What this means for open problems

Bloom compared the result to the unit distance conjecture, which OpenAI also recently solved. Both were major open problems "that turned out to be much easier than expected no big new theories were required, and one can imagine many alternate histories when these proofs were found decades ago," he wrote.

He expects AI systems to crack more conjectures like this, "those whose solutions require only existing, well-developed, theory, plus a lot of patience and belief." But according to Bloom, "this is likely only a small proportion of open problems, and we don't know in advance which they are."

"But in this strange new world where big AI companies are spending a lot of time and money attacking many open problems at once (and only reporting the successes, of course), we will soon find out more of what was within our reach all along," he wrote.

How the prompt drove the solution

Part of the solution lies in the prompt written by humans.
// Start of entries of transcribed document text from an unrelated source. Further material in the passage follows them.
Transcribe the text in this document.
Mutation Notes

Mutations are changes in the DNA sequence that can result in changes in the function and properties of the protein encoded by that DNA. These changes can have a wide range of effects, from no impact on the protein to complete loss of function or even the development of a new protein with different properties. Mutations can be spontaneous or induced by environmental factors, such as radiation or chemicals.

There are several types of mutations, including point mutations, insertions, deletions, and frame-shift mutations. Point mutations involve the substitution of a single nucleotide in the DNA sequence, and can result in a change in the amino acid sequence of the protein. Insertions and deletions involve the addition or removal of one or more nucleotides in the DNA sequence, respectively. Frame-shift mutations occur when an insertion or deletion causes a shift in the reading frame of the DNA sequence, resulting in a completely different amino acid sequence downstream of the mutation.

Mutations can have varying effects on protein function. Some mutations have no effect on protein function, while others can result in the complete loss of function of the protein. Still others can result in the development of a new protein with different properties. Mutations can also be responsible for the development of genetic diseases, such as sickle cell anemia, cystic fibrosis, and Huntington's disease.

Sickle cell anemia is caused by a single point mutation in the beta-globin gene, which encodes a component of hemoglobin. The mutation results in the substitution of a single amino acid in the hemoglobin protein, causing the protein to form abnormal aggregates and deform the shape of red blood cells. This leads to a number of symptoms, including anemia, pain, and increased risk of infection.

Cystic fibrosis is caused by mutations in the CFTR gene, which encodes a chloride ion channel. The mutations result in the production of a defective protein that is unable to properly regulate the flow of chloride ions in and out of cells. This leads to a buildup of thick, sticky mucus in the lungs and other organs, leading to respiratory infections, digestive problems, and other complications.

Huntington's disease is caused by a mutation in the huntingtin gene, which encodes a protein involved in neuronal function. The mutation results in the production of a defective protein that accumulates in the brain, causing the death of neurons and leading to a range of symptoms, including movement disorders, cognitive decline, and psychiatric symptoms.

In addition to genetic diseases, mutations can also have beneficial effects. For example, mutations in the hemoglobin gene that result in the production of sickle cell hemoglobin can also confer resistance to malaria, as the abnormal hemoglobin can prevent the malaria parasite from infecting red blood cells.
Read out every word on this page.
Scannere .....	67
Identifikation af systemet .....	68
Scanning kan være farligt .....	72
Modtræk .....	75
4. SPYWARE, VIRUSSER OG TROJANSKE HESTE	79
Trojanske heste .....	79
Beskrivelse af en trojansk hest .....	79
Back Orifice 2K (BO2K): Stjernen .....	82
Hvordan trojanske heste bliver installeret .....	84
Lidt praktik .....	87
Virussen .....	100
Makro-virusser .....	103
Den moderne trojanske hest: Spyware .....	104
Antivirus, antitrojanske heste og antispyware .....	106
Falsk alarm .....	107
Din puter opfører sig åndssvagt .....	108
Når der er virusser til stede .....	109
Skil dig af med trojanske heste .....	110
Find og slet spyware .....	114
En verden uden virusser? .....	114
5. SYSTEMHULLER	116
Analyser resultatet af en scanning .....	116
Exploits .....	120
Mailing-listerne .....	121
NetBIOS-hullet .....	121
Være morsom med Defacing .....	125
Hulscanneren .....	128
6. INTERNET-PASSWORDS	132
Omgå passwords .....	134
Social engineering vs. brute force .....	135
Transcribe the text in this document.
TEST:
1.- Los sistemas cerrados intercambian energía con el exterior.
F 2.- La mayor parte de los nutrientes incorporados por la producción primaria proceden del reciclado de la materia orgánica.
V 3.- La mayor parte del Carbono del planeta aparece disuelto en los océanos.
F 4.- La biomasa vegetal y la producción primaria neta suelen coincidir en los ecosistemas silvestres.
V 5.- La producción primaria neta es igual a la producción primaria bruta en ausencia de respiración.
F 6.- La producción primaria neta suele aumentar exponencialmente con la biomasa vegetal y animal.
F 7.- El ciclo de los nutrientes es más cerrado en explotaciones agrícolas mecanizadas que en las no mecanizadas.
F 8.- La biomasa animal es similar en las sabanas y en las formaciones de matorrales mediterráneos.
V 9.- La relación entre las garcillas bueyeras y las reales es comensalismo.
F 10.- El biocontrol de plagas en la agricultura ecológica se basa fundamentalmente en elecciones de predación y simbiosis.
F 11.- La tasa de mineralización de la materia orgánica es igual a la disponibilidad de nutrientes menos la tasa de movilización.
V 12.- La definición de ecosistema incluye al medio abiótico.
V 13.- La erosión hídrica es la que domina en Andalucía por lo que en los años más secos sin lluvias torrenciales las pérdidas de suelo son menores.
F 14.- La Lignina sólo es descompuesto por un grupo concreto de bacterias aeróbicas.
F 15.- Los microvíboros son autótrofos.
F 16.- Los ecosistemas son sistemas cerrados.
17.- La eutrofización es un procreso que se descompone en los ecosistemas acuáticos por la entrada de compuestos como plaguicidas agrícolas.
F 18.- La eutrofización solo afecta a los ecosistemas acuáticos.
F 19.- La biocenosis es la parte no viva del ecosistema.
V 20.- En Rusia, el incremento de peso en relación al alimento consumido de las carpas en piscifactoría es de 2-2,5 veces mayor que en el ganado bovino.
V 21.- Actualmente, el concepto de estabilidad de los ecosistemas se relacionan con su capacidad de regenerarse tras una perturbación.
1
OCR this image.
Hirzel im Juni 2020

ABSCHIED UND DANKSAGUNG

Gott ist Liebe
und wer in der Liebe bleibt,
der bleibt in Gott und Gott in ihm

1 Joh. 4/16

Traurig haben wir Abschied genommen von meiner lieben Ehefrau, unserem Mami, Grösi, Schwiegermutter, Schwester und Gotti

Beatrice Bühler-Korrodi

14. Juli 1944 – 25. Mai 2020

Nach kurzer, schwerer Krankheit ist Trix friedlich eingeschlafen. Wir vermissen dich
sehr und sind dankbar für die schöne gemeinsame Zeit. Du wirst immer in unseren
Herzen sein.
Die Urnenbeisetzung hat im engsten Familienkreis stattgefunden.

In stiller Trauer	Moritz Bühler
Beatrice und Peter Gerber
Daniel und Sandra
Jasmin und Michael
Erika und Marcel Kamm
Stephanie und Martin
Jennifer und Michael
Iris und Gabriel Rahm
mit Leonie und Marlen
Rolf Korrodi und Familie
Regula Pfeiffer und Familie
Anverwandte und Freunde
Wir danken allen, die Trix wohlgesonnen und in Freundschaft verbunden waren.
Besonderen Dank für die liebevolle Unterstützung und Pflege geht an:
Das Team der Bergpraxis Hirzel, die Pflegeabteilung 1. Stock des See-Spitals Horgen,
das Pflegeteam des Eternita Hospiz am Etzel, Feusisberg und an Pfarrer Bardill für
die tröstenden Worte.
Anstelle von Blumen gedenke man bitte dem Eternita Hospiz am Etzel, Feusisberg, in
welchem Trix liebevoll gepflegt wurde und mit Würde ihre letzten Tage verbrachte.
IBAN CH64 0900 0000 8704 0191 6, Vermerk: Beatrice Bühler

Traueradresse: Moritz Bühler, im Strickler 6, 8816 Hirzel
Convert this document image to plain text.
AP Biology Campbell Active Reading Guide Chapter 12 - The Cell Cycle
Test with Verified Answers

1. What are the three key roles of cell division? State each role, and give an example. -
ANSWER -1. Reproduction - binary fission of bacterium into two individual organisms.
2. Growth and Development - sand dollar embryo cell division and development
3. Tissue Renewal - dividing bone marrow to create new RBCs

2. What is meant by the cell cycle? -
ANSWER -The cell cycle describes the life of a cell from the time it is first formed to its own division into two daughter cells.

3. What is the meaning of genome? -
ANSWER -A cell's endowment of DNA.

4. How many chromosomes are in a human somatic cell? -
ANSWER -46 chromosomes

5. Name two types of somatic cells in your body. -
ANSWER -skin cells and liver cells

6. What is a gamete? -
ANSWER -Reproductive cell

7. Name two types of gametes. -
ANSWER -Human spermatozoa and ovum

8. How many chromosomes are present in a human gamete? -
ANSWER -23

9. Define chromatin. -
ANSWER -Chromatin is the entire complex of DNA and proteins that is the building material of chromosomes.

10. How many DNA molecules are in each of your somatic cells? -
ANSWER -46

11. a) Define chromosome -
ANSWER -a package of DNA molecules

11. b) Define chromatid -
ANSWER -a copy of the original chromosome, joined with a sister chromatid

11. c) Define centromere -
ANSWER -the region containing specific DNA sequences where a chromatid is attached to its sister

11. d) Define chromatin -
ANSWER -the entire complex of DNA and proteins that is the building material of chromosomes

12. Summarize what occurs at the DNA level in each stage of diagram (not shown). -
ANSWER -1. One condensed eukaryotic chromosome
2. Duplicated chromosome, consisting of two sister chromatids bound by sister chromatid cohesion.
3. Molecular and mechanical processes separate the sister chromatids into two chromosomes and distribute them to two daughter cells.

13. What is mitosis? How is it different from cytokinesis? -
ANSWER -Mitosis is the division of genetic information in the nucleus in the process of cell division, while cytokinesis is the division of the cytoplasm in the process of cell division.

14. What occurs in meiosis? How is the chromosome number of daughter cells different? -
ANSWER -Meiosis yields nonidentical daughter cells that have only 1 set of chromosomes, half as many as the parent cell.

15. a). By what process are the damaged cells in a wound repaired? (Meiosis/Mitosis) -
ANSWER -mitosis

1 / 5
It engineers exactly the kind of persistence Bloom described as key to finding the proof. First, the prompt tells the model to assume a complete proof exists, cutting off its most likely honest answer that the conjecture is open. Then it bans the model from searching the internet to check whether the conjecture has already been solved and from answering that the conjecture is unsolved. The model has nowhere to go except solving the problem.

Verification is just as strict. Partial results, reductions to other unproven conjectures, summaries of the current state of research, and explanations of why the problem is hard were all rejected as insufficient. The model cannot respond until a complete proof is ready and passes an adversarial test.

The rest of the prompt reads more like directives from a research lab than a typical AI prompt. Most of the 64 agents are deliberately kept in the dark about which approach currently looks most promising to encourage independent thinking. Adversarial agents then check each candidate proof against a detailed list of typical errors, looking for things like closed paths incorrectly identified as cycles or reductions that accidentally create new bridges in the graph.

The model was told to compute for at least eight hours before it could even consider giving up. It finished in one.